Getting past the guard wasn't too difficult - he found a low spot in the fence, jumped it, and circled around behind the barn. Evidently there wasn't much fear of being found out. The closer he got the more noise he heard - by the time he was right up against the door, he was sure he could open it without being noticed. He was right - and then he found out why. Must have been fifty men crowded around a cinder block pit ten feet deep with two bull mastiff crossbreeds tearing strips out of each other's faces in the middle. Bill's barn had equipment all right - chains, prods, choker sticks, all stuff you might conceivably find on a ranch. Or next to a dogfighter's arena. Tom was almost ready to spit and leave when one dog howled and collapsed. The place erupted - the half that bet on the other dog yelling for their winnings, while the other half insulted their mothers. That wasn't even the worst of it - the worst was when Big Bill Paulsen, massively strong from years on the farm, got one of the choker sticks, somehow managed to reach down and pick up the downed dog by its neck, and draped the stick across his harvester - hanging the dog on the end of it like a hundred-pound pinata. Then everything went black.

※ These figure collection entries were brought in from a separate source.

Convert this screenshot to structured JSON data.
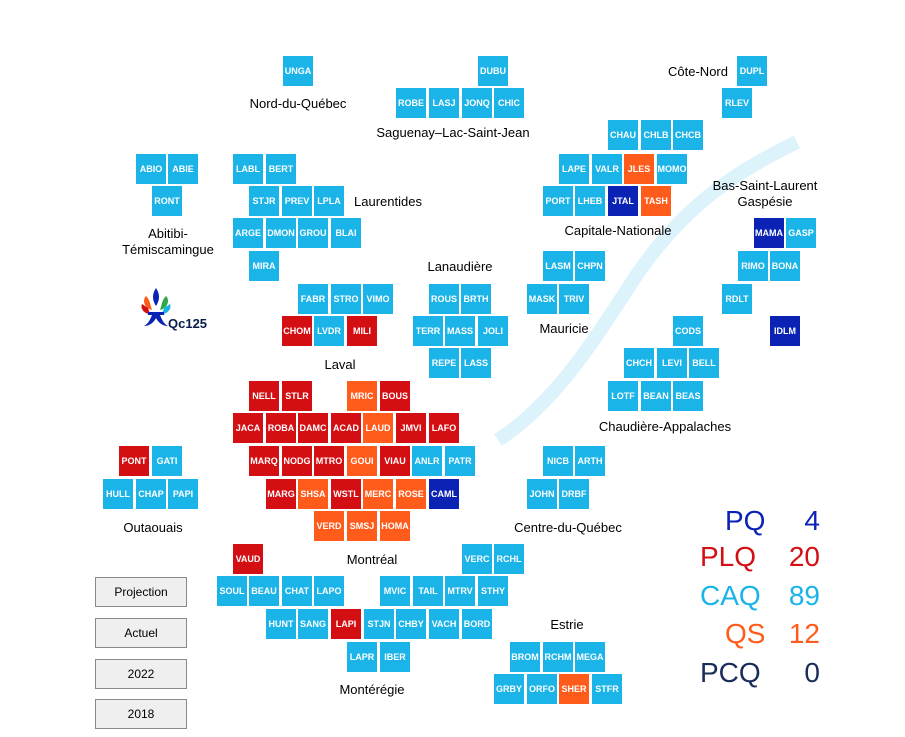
{
  "colors": {
    "CAQ": "#1BB4E8",
    "PLQ": "#D40F14",
    "QS": "#FF5B1A",
    "PQ": "#0A23B4",
    "PCQ": "#1A2D5A"
  },
  "logo_text": "Qc125",
  "regions": [
    {
      "id": "nord-du-quebec",
      "name": "Nord-du-Québec"
    },
    {
      "id": "saguenay",
      "name": "Saguenay–Lac-Saint-Jean"
    },
    {
      "id": "cote-nord",
      "name": "Côte-Nord"
    },
    {
      "id": "abitibi",
      "name": "Abitibi-\nTémiscamingue"
    },
    {
      "id": "laurentides",
      "name": "Laurentides"
    },
    {
      "id": "capitale-nationale",
      "name": "Capitale-Nationale"
    },
    {
      "id": "bas-saint-laurent",
      "name": "Bas-Saint-Laurent\nGaspésie"
    },
    {
      "id": "lanaudiere",
      "name": "Lanaudière"
    },
    {
      "id": "mauricie",
      "name": "Mauricie"
    },
    {
      "id": "laval",
      "name": "Laval"
    },
    {
      "id": "chaudiere-appalaches",
      "name": "Chaudière-Appalaches"
    },
    {
      "id": "outaouais",
      "name": "Outaouais"
    },
    {
      "id": "centre-du-quebec",
      "name": "Centre-du-Québec"
    },
    {
      "id": "montreal",
      "name": "Montréal"
    },
    {
      "id": "estrie",
      "name": "Estrie"
    },
    {
      "id": "monteregie",
      "name": "Montérégie"
    }
  ],
  "ridings": [
    {
      "code": "UNGA",
      "party": "CAQ"
    },
    {
      "code": "DUBU",
      "party": "CAQ"
    },
    {
      "code": "DUPL",
      "party": "CAQ"
    },
    {
      "code": "ROBE",
      "party": "CAQ"
    },
    {
      "code": "LASJ",
      "party": "CAQ"
    },
    {
      "code": "JONQ",
      "party": "CAQ"
    },
    {
      "code": "CHIC",
      "party": "CAQ"
    },
    {
      "code": "RLEV",
      "party": "CAQ"
    },
    {
      "code": "CHAU",
      "party": "CAQ"
    },
    {
      "code": "CHLB",
      "party": "CAQ"
    },
    {
      "code": "CHCB",
      "party": "CAQ"
    },
    {
      "code": "ABIO",
      "party": "CAQ"
    },
    {
      "code": "ABIE",
      "party": "CAQ"
    },
    {
      "code": "LABL",
      "party": "CAQ"
    },
    {
      "code": "BERT",
      "party": "CAQ"
    },
    {
      "code": "LAPE",
      "party": "CAQ"
    },
    {
      "code": "VALR",
      "party": "CAQ"
    },
    {
      "code": "JLES",
      "party": "QS"
    },
    {
      "code": "MOMO",
      "party": "CAQ"
    },
    {
      "code": "RONT",
      "party": "CAQ"
    },
    {
      "code": "STJR",
      "party": "CAQ"
    },
    {
      "code": "PREV",
      "party": "CAQ"
    },
    {
      "code": "LPLA",
      "party": "CAQ"
    },
    {
      "code": "PORT",
      "party": "CAQ"
    },
    {
      "code": "LHEB",
      "party": "CAQ"
    },
    {
      "code": "JTAL",
      "party": "PQ"
    },
    {
      "code": "TASH",
      "party": "QS"
    },
    {
      "code": "ARGE",
      "party": "CAQ"
    },
    {
      "code": "DMON",
      "party": "CAQ"
    },
    {
      "code": "GROU",
      "party": "CAQ"
    },
    {
      "code": "BLAI",
      "party": "CAQ"
    },
    {
      "code": "MAMA",
      "party": "PQ"
    },
    {
      "code": "GASP",
      "party": "CAQ"
    },
    {
      "code": "MIRA",
      "party": "CAQ"
    },
    {
      "code": "LASM",
      "party": "CAQ"
    },
    {
      "code": "CHPN",
      "party": "CAQ"
    },
    {
      "code": "RIMO",
      "party": "CAQ"
    },
    {
      "code": "BONA",
      "party": "CAQ"
    },
    {
      "code": "FABR",
      "party": "CAQ"
    },
    {
      "code": "STRO",
      "party": "CAQ"
    },
    {
      "code": "VIMO",
      "party": "CAQ"
    },
    {
      "code": "ROUS",
      "party": "CAQ"
    },
    {
      "code": "BRTH",
      "party": "CAQ"
    },
    {
      "code": "MASK",
      "party": "CAQ"
    },
    {
      "code": "TRIV",
      "party": "CAQ"
    },
    {
      "code": "RDLT",
      "party": "CAQ"
    },
    {
      "code": "CHOM",
      "party": "PLQ"
    },
    {
      "code": "LVDR",
      "party": "CAQ"
    },
    {
      "code": "MILI",
      "party": "PLQ"
    },
    {
      "code": "TERR",
      "party": "CAQ"
    },
    {
      "code": "MASS",
      "party": "CAQ"
    },
    {
      "code": "JOLI",
      "party": "CAQ"
    },
    {
      "code": "CODS",
      "party": "CAQ"
    },
    {
      "code": "IDLM",
      "party": "PQ"
    },
    {
      "code": "REPE",
      "party": "CAQ"
    },
    {
      "code": "LASS",
      "party": "CAQ"
    },
    {
      "code": "CHCH",
      "party": "CAQ"
    },
    {
      "code": "LEVI",
      "party": "CAQ"
    },
    {
      "code": "BELL",
      "party": "CAQ"
    },
    {
      "code": "NELL",
      "party": "PLQ"
    },
    {
      "code": "STLR",
      "party": "PLQ"
    },
    {
      "code": "MRIC",
      "party": "QS"
    },
    {
      "code": "BOUS",
      "party": "PLQ"
    },
    {
      "code": "LOTF",
      "party": "CAQ"
    },
    {
      "code": "BEAN",
      "party": "CAQ"
    },
    {
      "code": "BEAS",
      "party": "CAQ"
    },
    {
      "code": "JACA",
      "party": "PLQ"
    },
    {
      "code": "ROBA",
      "party": "PLQ"
    },
    {
      "code": "DAMC",
      "party": "PLQ"
    },
    {
      "code": "ACAD",
      "party": "PLQ"
    },
    {
      "code": "LAUD",
      "party": "QS"
    },
    {
      "code": "JMVI",
      "party": "PLQ"
    },
    {
      "code": "LAFO",
      "party": "PLQ"
    },
    {
      "code": "PONT",
      "party": "PLQ"
    },
    {
      "code": "GATI",
      "party": "CAQ"
    },
    {
      "code": "MARQ",
      "party": "PLQ"
    },
    {
      "code": "NODG",
      "party": "PLQ"
    },
    {
      "code": "MTRO",
      "party": "PLQ"
    },
    {
      "code": "GOUI",
      "party": "QS"
    },
    {
      "code": "VIAU",
      "party": "PLQ"
    },
    {
      "code": "ANLR",
      "party": "CAQ"
    },
    {
      "code": "PATR",
      "party": "CAQ"
    },
    {
      "code": "NICB",
      "party": "CAQ"
    },
    {
      "code": "ARTH",
      "party": "CAQ"
    },
    {
      "code": "HULL",
      "party": "CAQ"
    },
    {
      "code": "CHAP",
      "party": "CAQ"
    },
    {
      "code": "PAPI",
      "party": "CAQ"
    },
    {
      "code": "MARG",
      "party": "PLQ"
    },
    {
      "code": "SHSA",
      "party": "QS"
    },
    {
      "code": "WSTL",
      "party": "PLQ"
    },
    {
      "code": "MERC",
      "party": "QS"
    },
    {
      "code": "ROSE",
      "party": "QS"
    },
    {
      "code": "CAML",
      "party": "PQ"
    },
    {
      "code": "JOHN",
      "party": "CAQ"
    },
    {
      "code": "DRBF",
      "party": "CAQ"
    },
    {
      "code": "VERD",
      "party": "QS"
    },
    {
      "code": "SMSJ",
      "party": "QS"
    },
    {
      "code": "HOMA",
      "party": "QS"
    },
    {
      "code": "VAUD",
      "party": "PLQ"
    },
    {
      "code": "VERC",
      "party": "CAQ"
    },
    {
      "code": "RCHL",
      "party": "CAQ"
    },
    {
      "code": "SOUL",
      "party": "CAQ"
    },
    {
      "code": "BEAU",
      "party": "CAQ"
    },
    {
      "code": "CHAT",
      "party": "CAQ"
    },
    {
      "code": "LAPO",
      "party": "CAQ"
    },
    {
      "code": "MVIC",
      "party": "CAQ"
    },
    {
      "code": "TAIL",
      "party": "CAQ"
    },
    {
      "code": "MTRV",
      "party": "CAQ"
    },
    {
      "code": "STHY",
      "party": "CAQ"
    },
    {
      "code": "HUNT",
      "party": "CAQ"
    },
    {
      "code": "SANG",
      "party": "CAQ"
    },
    {
      "code": "LAPI",
      "party": "PLQ"
    },
    {
      "code": "STJN",
      "party": "CAQ"
    },
    {
      "code": "CHBY",
      "party": "CAQ"
    },
    {
      "code": "VACH",
      "party": "CAQ"
    },
    {
      "code": "BORD",
      "party": "CAQ"
    },
    {
      "code": "LAPR",
      "party": "CAQ"
    },
    {
      "code": "IBER",
      "party": "CAQ"
    },
    {
      "code": "BROM",
      "party": "CAQ"
    },
    {
      "code": "RCHM",
      "party": "CAQ"
    },
    {
      "code": "MEGA",
      "party": "CAQ"
    },
    {
      "code": "GRBY",
      "party": "CAQ"
    },
    {
      "code": "ORFO",
      "party": "CAQ"
    },
    {
      "code": "SHER",
      "party": "QS"
    },
    {
      "code": "STFR",
      "party": "CAQ"
    }
  ],
  "tally": [
    {
      "party": "PQ",
      "seats": "4"
    },
    {
      "party": "PLQ",
      "seats": "20"
    },
    {
      "party": "CAQ",
      "seats": "89"
    },
    {
      "party": "QS",
      "seats": "12"
    },
    {
      "party": "PCQ",
      "seats": "0"
    }
  ],
  "buttons": [
    "Projection",
    "Actuel",
    "2022",
    "2018"
  ]
}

To this day nobody knows exactly what went on in Bill Paulsen's barn - the authorities and most of the survivors eventually settled on, "Some dumbass brought coydogs and they went berserk." How Bill Paulsen had wound up nearly crucified on his own harvester was never satisfactorily explained, although the general agreement seemed to have been "somebody found out he fixed a match and didn't like it". Tom, meanwhile, had somehow managed to get the crippled dog to the next farmhouse - five miles away over broken ground. After leaving the dog on their porch and scratching at the door himself, he took off for the hills and left the farmer to call the authorities. To this day he is one of the few werewolves who doesn't mind dogs - or at least he'll defend dogs that are good and strong and work hard, instead of heinously inbred pocket pooches.